Life outside the Country.

This summer I've learned new things about myself. I had the amazing oppurtunity to go to New York City. That is a big change compared to where I come from.

Okay, let me start from where you can understand a little better.

Our Church/Youth Group took 11 people on a Missions trip to Brooklyn, back in June. We went out with Metro Ministries (also known as Yogi Bear) and did Sidewalk Sunday School with kids from all over. There were actually 16 different teams that went out, but my team went to the Bronx, a.k.a "the Projects", both days. I had an incredible time with all the little ones. There were some of the most adorable kids I had ever seen. The missions trip part taught and showed me how much I am blessed.
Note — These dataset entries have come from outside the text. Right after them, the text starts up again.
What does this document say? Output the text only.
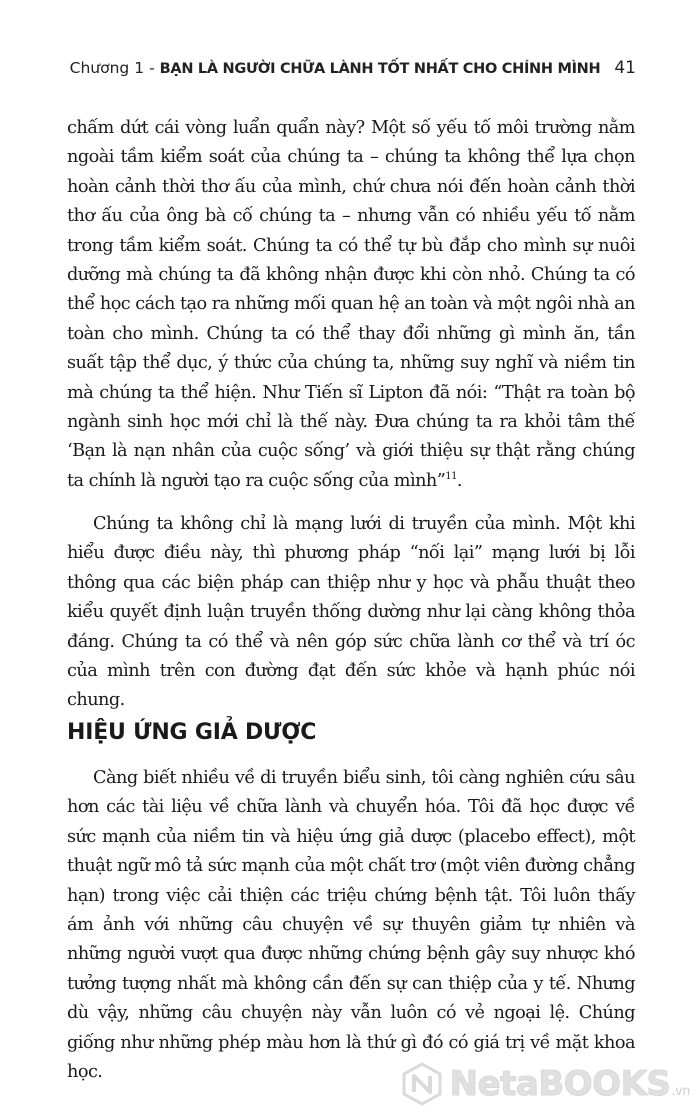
Chương 1 - BẠN LÀ NGƯỜI CHỮA LÀNH TỐT NHẤT CHO CHÍNH MÌNH 41

chấm dứt cái vòng luẩn quẩn này? Một số yếu tố môi trường nằm ngoài tầm kiểm soát của chúng ta – chúng ta không thể lựa chọn hoàn cảnh thời thơ ấu của mình, chứ chưa nói đến hoàn cảnh thời thơ ấu của ông bà cố chúng ta – nhưng vẫn có nhiều yếu tố nằm trong tầm kiểm soát. Chúng ta có thể tự bù đắp cho mình sự nuôi dưỡng mà chúng ta đã không nhận được khi còn nhỏ. Chúng ta có thể học cách tạo ra những mối quan hệ an toàn và một ngôi nhà an toàn cho mình. Chúng ta có thể thay đổi những gì mình ăn, tần suất tập thể dục, ý thức của chúng ta, những suy nghĩ và niềm tin mà chúng ta thể hiện. Như Tiến sĩ Lipton đã nói: “Thật ra toàn bộ ngành sinh học mới chỉ là thế này. Đưa chúng ta ra khỏi tâm thế ‘Bạn là nạn nhân của cuộc sống’ và giới thiệu sự thật rằng chúng ta chính là người tạo ra cuộc sống của mình”$^{11}$.

Chúng ta không chỉ là mạng lưới di truyền của mình. Một khi hiểu được điều này, thì phương pháp “nối lại” mạng lưới bị lỗi thông qua các biện pháp can thiệp như y học và phẫu thuật theo kiểu quyết định luận truyền thống dường như lại càng không thỏa đáng. Chúng ta có thể và nên góp sức chữa lành cơ thể và trí óc của mình trên con đường đạt đến sức khỏe và hạnh phúc nói chung.

HIỆU ỨNG GIẢ DƯỢC

Càng biết nhiều về di truyền biểu sinh, tôi càng nghiên cứu sâu hơn các tài liệu về chữa lành và chuyển hóa. Tôi đã học được về sức mạnh của niềm tin và hiệu ứng giả dược (placebo effect), một thuật ngữ mô tả sức mạnh của một chất trơ (một viên đường chẳng hạn) trong việc cải thiện các triệu chứng bệnh tật. Tôi luôn thấy ám ảnh với những câu chuyện về sự thuyên giảm tự nhiên và những người vượt qua được những chứng bệnh gây suy nhược khó tưởng tượng nhất mà không cần đến sự can thiệp của y tế. Nhưng dù vậy, những câu chuyện này vẫn luôn có vẻ ngoại lệ. Chúng giống như những phép màu hơn là thứ gì đó có giá trị về mặt khoa học.	NetaBOOKS.vn
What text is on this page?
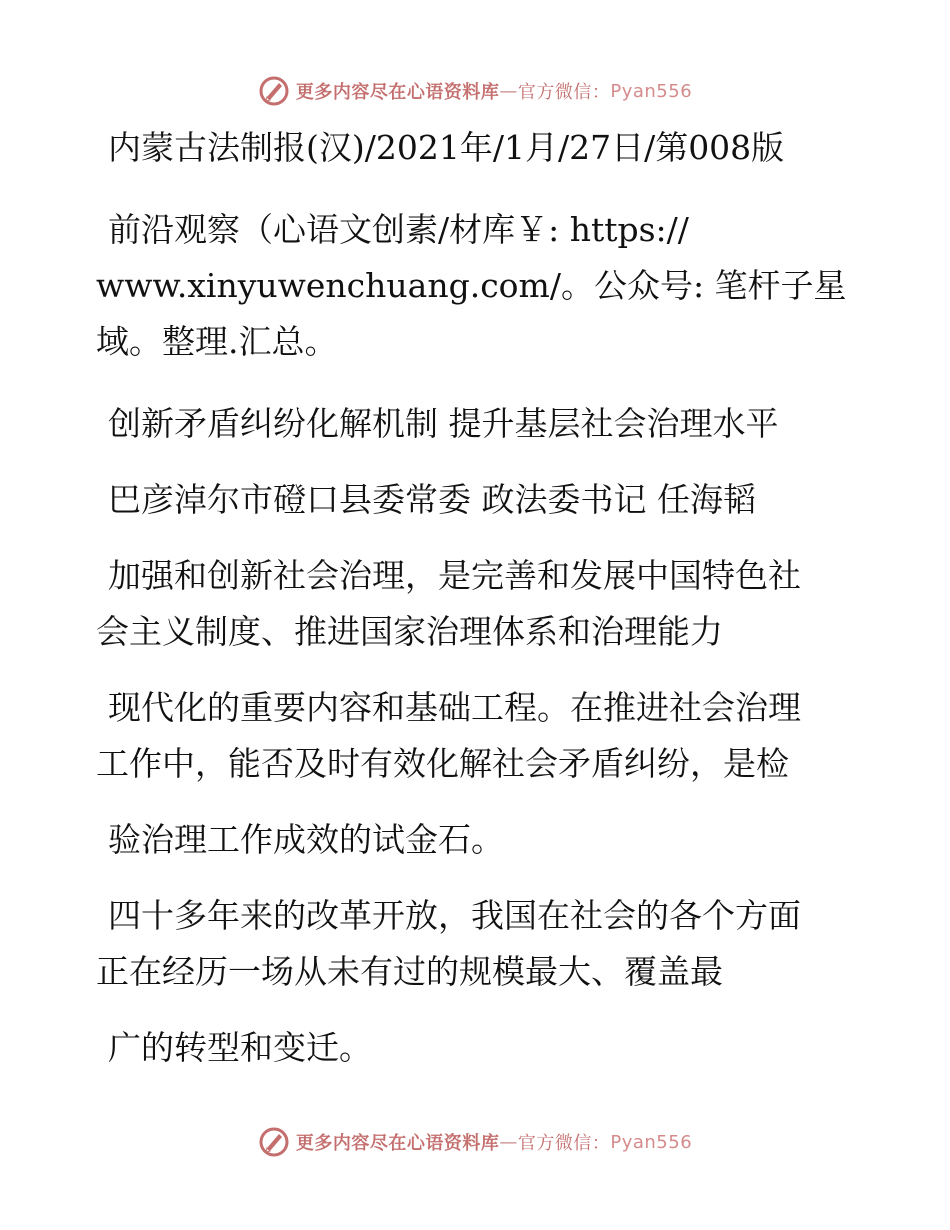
更多内容尽在心语资料库 — 官方微信： Pyan556
内蒙古法制报(汉)/2021年/1月/27日/第008版
前沿观察（心语文创素/材库￥: https://
www.xinyuwenchuang.com/。公众号: 笔杆子星
域。整理.汇总。
创新矛盾纠纷化解机制 提升基层社会治理水平
巴彦淖尔市磴口县委常委 政法委书记 任海韬
加强和创新社会治理，是完善和发展中国特色社
会主义制度、推进国家治理体系和治理能力
现代化的重要内容和基础工程。在推进社会治理
工作中，能否及时有效化解社会矛盾纠纷，是检
验治理工作成效的试金石。
四十多年来的改革开放，我国在社会的各个方面
正在经历一场从未有过的规模最大、覆盖最
广的转型和变迁。
更多内容尽在心语资料库 — 官方微信： Pyan556
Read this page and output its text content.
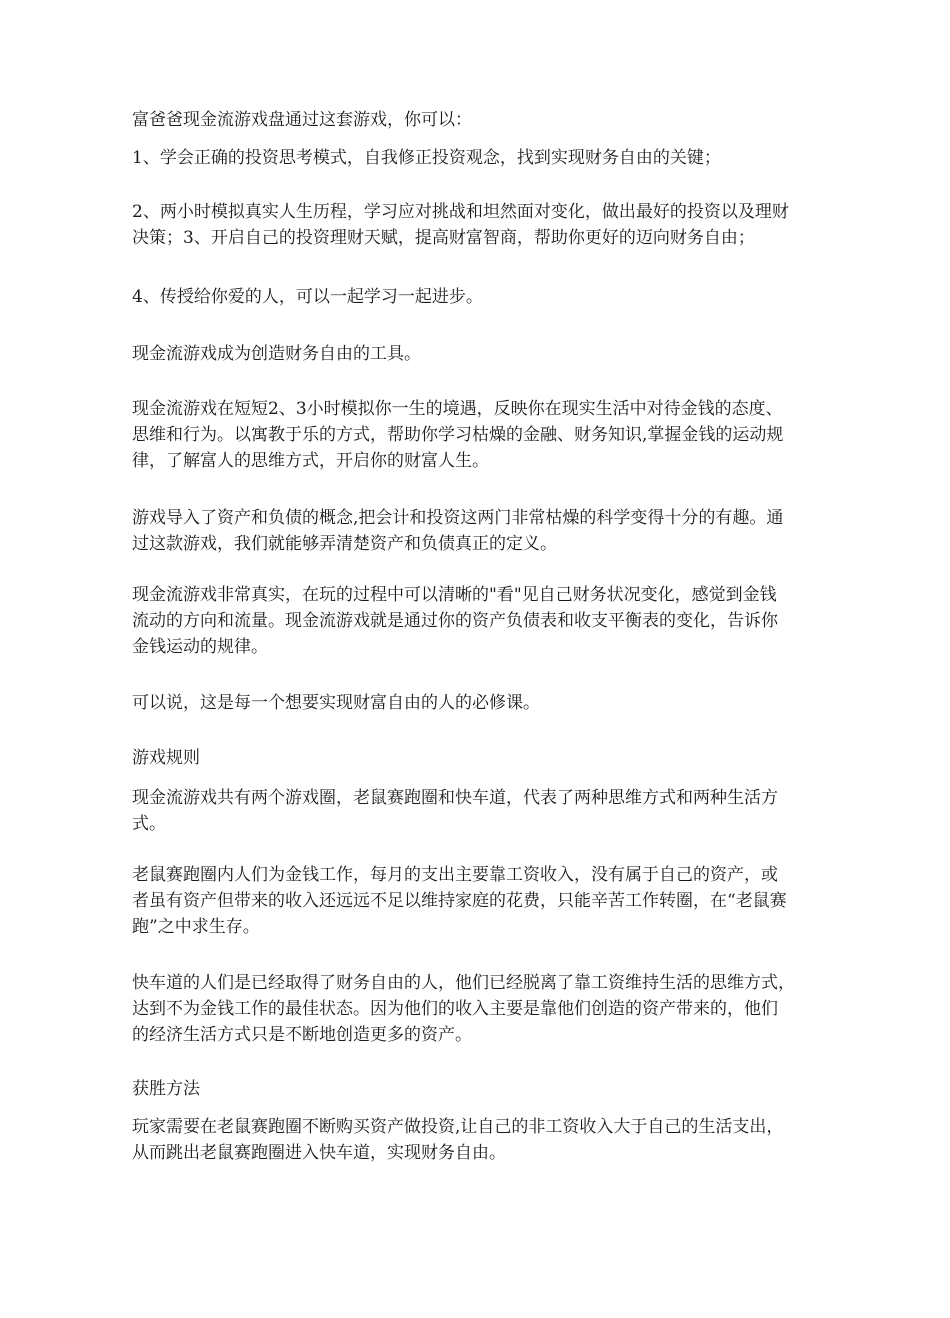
富爸爸现金流游戏盘通过这套游戏，你可以：

1、学会正确的投资思考模式，自我修正投资观念，找到实现财务自由的关键；

2、两小时模拟真实人生历程，学习应对挑战和坦然面对变化，做出最好的投资以及理财
决策；3、开启自己的投资理财天赋，提高财富智商，帮助你更好的迈向财务自由；

4、传授给你爱的人，可以一起学习一起进步。

现金流游戏成为创造财务自由的工具。

现金流游戏在短短2、3小时模拟你一生的境遇，反映你在现实生活中对待金钱的态度、
思维和行为。以寓教于乐的方式，帮助你学习枯燥的金融、财务知识,掌握金钱的运动规
律，了解富人的思维方式，开启你的财富人生。

游戏导入了资产和负债的概念,把会计和投资这两门非常枯燥的科学变得十分的有趣。通
过这款游戏，我们就能够弄清楚资产和负债真正的定义。

现金流游戏非常真实，在玩的过程中可以清晰的"看"见自己财务状况变化，感觉到金钱
流动的方向和流量。现金流游戏就是通过你的资产负债表和收支平衡表的变化，告诉你
金钱运动的规律。

可以说，这是每一个想要实现财富自由的人的必修课。

游戏规则

现金流游戏共有两个游戏圈，老鼠赛跑圈和快车道，代表了两种思维方式和两种生活方
式。

老鼠赛跑圈内人们为金钱工作，每月的支出主要靠工资收入，没有属于自己的资产，或
者虽有资产但带来的收入还远远不足以维持家庭的花费，只能辛苦工作转圈，在“老鼠赛
跑”之中求生存。

快车道的人们是已经取得了财务自由的人，他们已经脱离了靠工资维持生活的思维方式，
达到不为金钱工作的最佳状态。因为他们的收入主要是靠他们创造的资产带来的，他们
的经济生活方式只是不断地创造更多的资产。

获胜方法

玩家需要在老鼠赛跑圈不断购买资产做投资,让自己的非工资收入大于自己的生活支出，
从而跳出老鼠赛跑圈进入快车道，实现财务自由。
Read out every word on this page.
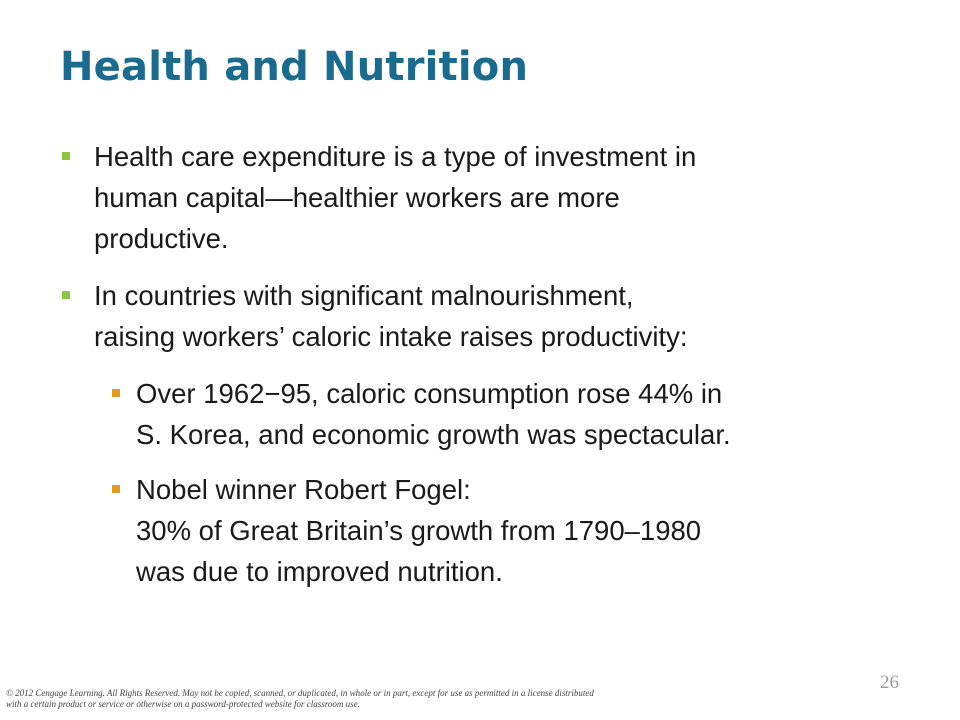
Health and Nutrition
Health care expenditure is a type of investment in
human capital—healthier workers are more
productive.
In countries with significant malnourishment,
raising workers’ caloric intake raises productivity:
Over 1962−95, caloric consumption rose 44% in
S. Korea, and economic growth was spectacular.
Nobel winner Robert Fogel:
30% of Great Britain’s growth from 1790–1980
was due to improved nutrition.
26
© 2012 Cengage Learning. All Rights Reserved. May not be copied, scanned, or duplicated, in whole or in part, except for use as permitted in a license distributed with a certain product or service or otherwise on a password-protected website for classroom use.
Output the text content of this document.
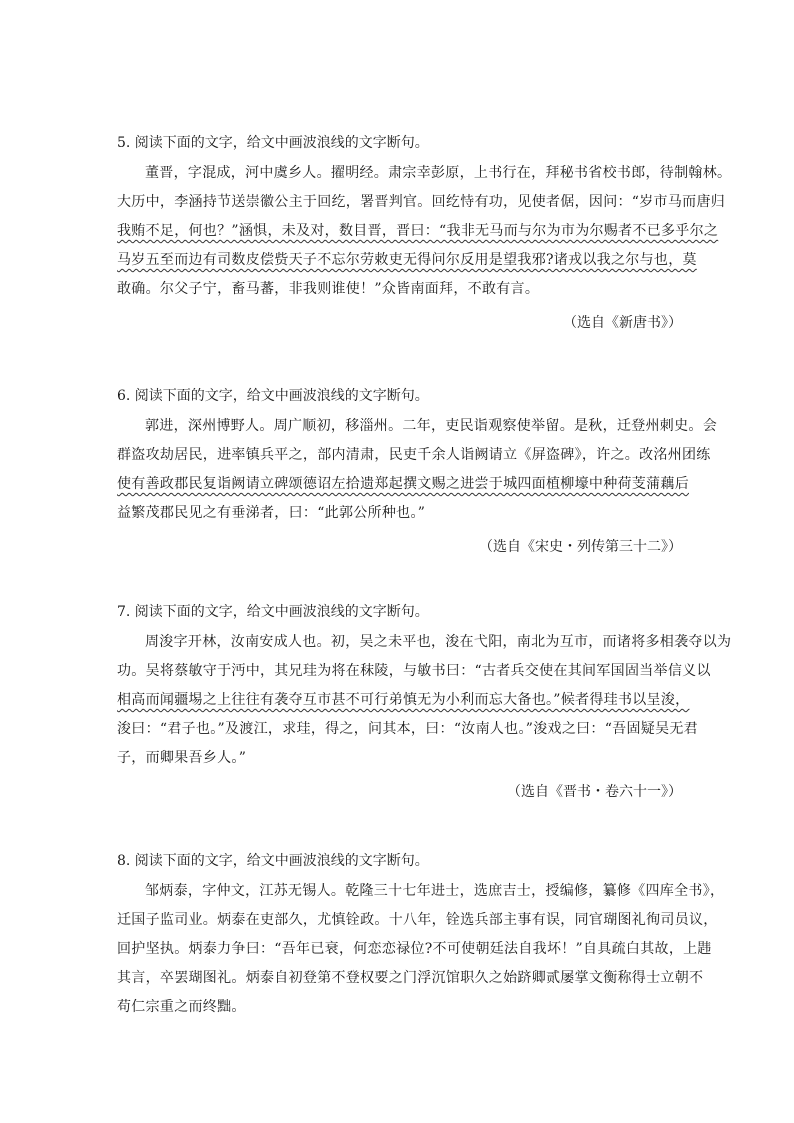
5. 阅读下面的文字，给文中画波浪线的文字断句。

董晋，字混成，河中虞乡人。擢明经。肃宗幸彭原，上书行在，拜秘书省校书郎，待制翰林。

大历中，李涵持节送崇徽公主于回纥，署晋判官。回纥恃有功，见使者倨，因问：“岁市马而唐归

我贿不足，何也？”涵惧，未及对，数目晋，晋曰：“我非无马而与尔为市为尔赐者不已多乎尔之

马岁五至而边有司数皮偿赀天子不忘尔劳敕吏无得问尔反用是望我邪?诸戎以我之尔与也，莫

敢确。尔父子宁，畜马蕃，非我则谁使！”众皆南面拜，不敢有言。

（选自《新唐书》）

6. 阅读下面的文字，给文中画波浪线的文字断句。

郭进，深州博野人。周广顺初，移淄州。二年，吏民诣观察使举留。是秋，迁登州刺史。会

群盗攻劫居民，进率镇兵平之，部内清肃，民吏千余人诣阙请立《屏盗碑》，许之。改洺州团练

使有善政郡民复诣阙请立碑颂德诏左拾遗郑起撰文赐之进尝于城四面植柳壕中种荷芰蒲藕后

益繁茂郡民见之有垂涕者，曰：“此郭公所种也。”

（选自《宋史・列传第三十二》）

7. 阅读下面的文字，给文中画波浪线的文字断句。

周浚字开林，汝南安成人也。初，吴之未平也，浚在弋阳，南北为互市，而诸将多相袭夺以为

功。吴将蔡敏守于沔中，其兄珪为将在秣陵，与敏书曰：“古者兵交使在其间军国固当举信义以

相高而闻疆埸之上往往有袭夺互市甚不可行弟慎无为小利而忘大备也。”候者得珪书以呈浚，

浚曰：“君子也。”及渡江，求珪，得之，问其本，曰：“汝南人也。”浚戏之曰：“吾固疑吴无君

子，而卿果吾乡人。”

（选自《晋书・卷六十一》）

8. 阅读下面的文字，给文中画波浪线的文字断句。

邹炳泰，字仲文，江苏无锡人。乾隆三十七年进士，选庶吉士，授编修，纂修《四库全书》，

迁国子监司业。炳泰在吏部久，尤慎铨政。十八年，铨选兵部主事有误，同官瑚图礼徇司员议，

回护坚执。炳泰力争曰：“吾年已衰，何恋恋禄位?不可使朝廷法自我坏！”自具疏白其故，上韪

其言，卒罢瑚图礼。炳泰自初登第不登权要之门浮沉馆职久之始跻卿贰屡掌文衡称得士立朝不

苟仁宗重之而终黜。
Anyways, we stayed in Brooklyn for 2.5 days, but after that we had the luxury to go sightseeing and staying in Manhattan for 2.5 days. We had a PHENOMENAL time here. It was so different than were I come from. I mean 3 million people on 1 block compared to 300 people tops who actually live here. It was just amazing. But the thing that makes me wonder, is that I actually could see myself living in a place like that...It's so weird. I love living on the farm, but sometimes I wonder what's outside of it. I can't hardly think about it without crying though. I mean I'm the 8th generation on the land that we own/live. I look at all the hard work my dad, grandad and great-grandad have done, and I feel like I would be letting them down if I go off and leave it. I'm about the only grandkid that even shows interest in running/living on it. But I still can't help but wonder....

This feeling may go away after I get out of college. I may not be able to wait to move back to the farm.

My dad tells me the story of when he was 17 and he couldn't wait to get off the farm and go live in the city. But then I look at him now and see that the farm is what he loves to do. He hates going to his other job in Tulsa and would quite in a heartbeat.

For now, I don't know. But God will take care of everything, this is one thing that I am sure of.

1 comment:

Jana H said...

Aubrey, I know God will show you His will for your life in His timing. I wouldn't blame you if you wanted to get off the farm. You've lived there your whole life. But I wouldn't blame you if you wanted to stay either. It's in your blood.